Thinking more about what it means to be "in Christ", tonight.  (continued from yesterday's post)

2 of the scariest things I can ever thinking of happening are Cancer &/or the death of a child (born or unborn).  I've experienced neither & I can't say how I'd react... but I know a few people who have been through these situations.  The one's who I know and who had a strong relationship with God beforehand--they were in Christ before...-- they are the ones who stay buried in Him through it all, constantly praising God.  Yes, they ask Him hard questions. Yes, they fight with Him over the loss or sickness. Yes, they were devastated. Yes, I'm sure they sobbed incessantly for months. Yes and Yes again. But they did not desert God, instead they hurled themselves deeper into Him.  And they came out with peace on the other side.  My friend who I referenced in my post "Violets" misses her son everyday... gosh there are days that I miss him.  I cried my eyes out when Nathan opened his birthday present from her; I miss her little boy who would've been just a couple months younger than mine.  I know she doesn't take a breathe without wishing that things couldve been different. And there are somethings on this earth that we will not get answers to.  God may not give us the answers we desire, but He does give us the peace we are starving for. Peace that He promises will pass understanding. And when we are "in Christ" we can have that peace.

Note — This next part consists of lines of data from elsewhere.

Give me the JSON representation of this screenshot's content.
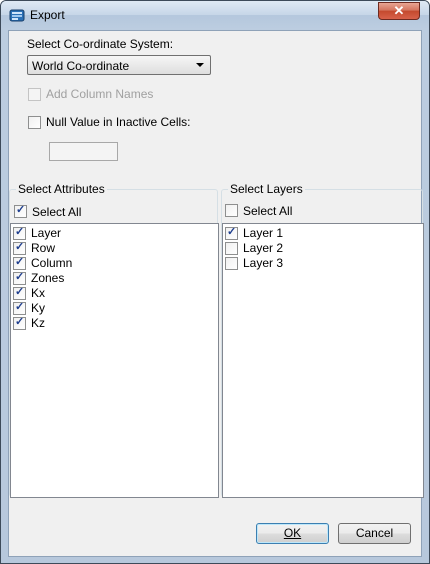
{
  "window": {
    "title": "Export",
    "close_symbol": "✕",
    "app_icon": "export-app-icon"
  },
  "coordinate": {
    "label": "Select Co-ordinate System:",
    "selected": "World Co-ordinate"
  },
  "options": {
    "add_column_names": {
      "label": "Add Column Names",
      "checked": false,
      "enabled": false
    },
    "null_value": {
      "label": "Null Value in Inactive Cells:",
      "checked": false
    },
    "null_value_input": ""
  },
  "attributes": {
    "title": "Select Attributes",
    "select_all_label": "Select All",
    "select_all_checked": true,
    "items": [
      {
        "label": "Layer",
        "checked": true
      },
      {
        "label": "Row",
        "checked": true
      },
      {
        "label": "Column",
        "checked": true
      },
      {
        "label": "Zones",
        "checked": true
      },
      {
        "label": "Kx",
        "checked": true
      },
      {
        "label": "Ky",
        "checked": true
      },
      {
        "label": "Kz",
        "checked": true
      }
    ]
  },
  "layers": {
    "title": "Select Layers",
    "select_all_label": "Select All",
    "select_all_checked": false,
    "items": [
      {
        "label": "Layer 1",
        "checked": true
      },
      {
        "label": "Layer 2",
        "checked": false
      },
      {
        "label": "Layer 3",
        "checked": false
      }
    ]
  },
  "buttons": {
    "ok_label": "OK",
    "cancel_label": "Cancel"
  }
}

There are other friends who I've known to be extremely strong Christians--in Christ-- and the enemy comes to sift as Jesus warned is the desire of our foe.  He will pick us apart if he can just distract us from Christ long enough and we will come up empty. When we are in Christ we have this choice to open our hearts and give Him everything which causes Him to flow through more and more freely the more we give over to Him, but we can shut ourselves off to a certain extent which causes much harm in our hearts.  These people, they gradually change and suddenly everyone is wondering what's going on with so and so... I've been this person... more than once. and it is not fun, it is painful and nothing has ever made me feel more empty.  Who I was before I gave my life to Christ becomes more evident than the person I became after, and that is the very reason for the empty feeling, even though I'm still technically in Christ, I had cut off the steady streaming flow of Him into my heart and started filling it with all kinds of other things trying to satisfy myself.  But nothing satisfies except Him, which is why going back to His Loving embrace is the only answer to the filling feeling of freedom.